Goleiro Gerson, do Batatais, ajuda a resgatar a essência do futebol

Por Diego Borges

O que leva uma pessoa a gostar tanto de futebol? Grama, bola, torcida, títulos, gols… Teóricos, estudiosos, pesquisadores e curiosos: todos tentam achar a raiz dessa ligação. Mas são os gestos, os exemplos que explicam com maior precisão a importância que tem o futebol para os seus aficionados. Na edição da Copa São Paulo de Futebol Sub-20 deste ano, o jovem Gerson Augusto Reggioni Junior, de apenas 19 anos, nos deu um exemplo claro de como a mística desse esporte pode contagiar e emocionar seus seguidores. Ao comemorar bem mais que o vice-campeonato e o título de melhor atleta da ‘Copinha’, amigos, ele festejou o renascimento de um sonho, de uma família.

Foto: Instagram/Reprodução/Rodrigo Corsi/FPF
“Não tem dinheiro que pague”, afirmou  Gerson (Foto: Instagram/Reprodução/Rodrigo Corsi/FPF)

“Pelo amor de Deus, para um cara que tinha parado de jogar bola e está saindo como o melhor da Copa São Paulo, não tem jeito de não ficar feliz. É muita alegria, agradeço minha irmã lá em cima, que sem ela nada disso teria acontecido. Mesmo com o vice-campeonato eu me sinto campeão, por tudo o que a gente passou, chegar em uma final de Copa São Paulo, e levantar esse troféu, não tem palavras, não tem dinheiro que pague.”

Os confrades mais antenados à história de Gerson sabem do seu desabafo, quando revelou que quase abandonou o futebol após a perda da irmã, em um acidente. Sabem também do papel fundamental de seu treinador em apostar que o jovem, mesmo há um ano longe da bola, faria uma grande competição. Até mesmo podemos saber que, com as defesas salvadoras, o seu Tinder bombou – e depois foi desmentido por motivos de descubra! O que só o próprio Gerson sabe é o tamanho da emoção que sentiu ao ver o sorriso de sua mãe.

“Antigamente, eu via minha mãe chorando em uma cama, dizendo que queria se matar.
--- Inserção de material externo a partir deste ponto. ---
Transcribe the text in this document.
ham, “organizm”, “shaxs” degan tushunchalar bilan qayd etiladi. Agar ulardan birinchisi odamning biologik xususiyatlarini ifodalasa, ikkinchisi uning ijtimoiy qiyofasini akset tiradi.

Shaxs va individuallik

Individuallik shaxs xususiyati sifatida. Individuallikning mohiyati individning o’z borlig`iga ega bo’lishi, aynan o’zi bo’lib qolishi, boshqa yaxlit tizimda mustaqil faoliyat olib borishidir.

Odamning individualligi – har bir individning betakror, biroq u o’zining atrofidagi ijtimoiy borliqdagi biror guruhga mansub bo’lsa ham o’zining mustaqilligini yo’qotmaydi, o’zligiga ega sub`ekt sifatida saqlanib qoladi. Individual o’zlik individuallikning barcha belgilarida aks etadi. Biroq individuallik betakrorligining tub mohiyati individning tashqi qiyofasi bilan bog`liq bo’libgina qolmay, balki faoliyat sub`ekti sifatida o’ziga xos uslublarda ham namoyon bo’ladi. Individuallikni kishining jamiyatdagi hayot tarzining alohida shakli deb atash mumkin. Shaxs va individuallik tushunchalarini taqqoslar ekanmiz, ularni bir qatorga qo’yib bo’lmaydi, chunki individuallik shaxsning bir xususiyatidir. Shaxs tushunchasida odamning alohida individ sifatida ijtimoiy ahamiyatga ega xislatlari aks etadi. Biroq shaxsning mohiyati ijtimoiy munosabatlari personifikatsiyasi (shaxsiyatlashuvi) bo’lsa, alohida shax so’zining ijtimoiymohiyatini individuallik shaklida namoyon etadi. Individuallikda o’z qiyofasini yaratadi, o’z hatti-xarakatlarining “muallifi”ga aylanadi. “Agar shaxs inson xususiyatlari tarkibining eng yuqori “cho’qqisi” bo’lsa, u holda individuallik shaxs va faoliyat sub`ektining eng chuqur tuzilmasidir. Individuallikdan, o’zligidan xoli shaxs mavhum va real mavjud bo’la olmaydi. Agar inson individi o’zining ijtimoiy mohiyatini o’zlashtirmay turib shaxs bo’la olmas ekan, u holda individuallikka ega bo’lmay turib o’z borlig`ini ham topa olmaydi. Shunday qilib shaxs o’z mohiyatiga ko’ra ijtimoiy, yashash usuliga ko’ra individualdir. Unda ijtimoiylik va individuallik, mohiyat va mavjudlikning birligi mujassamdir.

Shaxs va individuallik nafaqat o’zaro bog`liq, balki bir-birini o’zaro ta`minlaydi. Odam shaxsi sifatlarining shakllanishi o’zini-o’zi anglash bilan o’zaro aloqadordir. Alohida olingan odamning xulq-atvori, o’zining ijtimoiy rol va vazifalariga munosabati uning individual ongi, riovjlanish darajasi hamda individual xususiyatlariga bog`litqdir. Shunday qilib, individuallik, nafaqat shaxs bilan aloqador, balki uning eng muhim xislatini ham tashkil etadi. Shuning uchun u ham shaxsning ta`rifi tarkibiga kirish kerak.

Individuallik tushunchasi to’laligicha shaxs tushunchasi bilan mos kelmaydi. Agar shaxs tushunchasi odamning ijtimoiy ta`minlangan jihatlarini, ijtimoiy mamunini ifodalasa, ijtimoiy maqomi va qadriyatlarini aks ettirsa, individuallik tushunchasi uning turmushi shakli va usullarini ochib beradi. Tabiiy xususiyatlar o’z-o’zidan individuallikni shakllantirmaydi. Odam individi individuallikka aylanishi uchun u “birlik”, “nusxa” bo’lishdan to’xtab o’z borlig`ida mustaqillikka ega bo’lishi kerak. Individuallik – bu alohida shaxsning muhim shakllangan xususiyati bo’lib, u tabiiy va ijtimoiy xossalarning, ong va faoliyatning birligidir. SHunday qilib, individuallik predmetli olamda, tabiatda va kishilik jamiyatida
Hoje eu chego no alambrado e ela igual louca, com um sorriso de orelha a orelha. Deixa o primeiro lugar para lá, para mim esse é o primeiro lugar da vida: a família. Troféu, medalha, é bom, é bem legal ganhar, mas não é mais importante do que o sorriso de uma mãe”, completou.

Não precisamos de teorias ou de respostas científicas. A quintessência do futebol nasce dentro de nós a partir das nossas experiências com o mundo da bola. Seja ganhando uma pelada com os amigos, um torneio interclasse do colégio, uma partida com estádio lotado festejando uma taça, ou até mesmo nas derrotas – elas também fazem parte das nossas vidas. O futebol emociona e conquista por si só. A bola nunca vai parar de rolar enquanto existirem os Gersons – e nós somos milhões.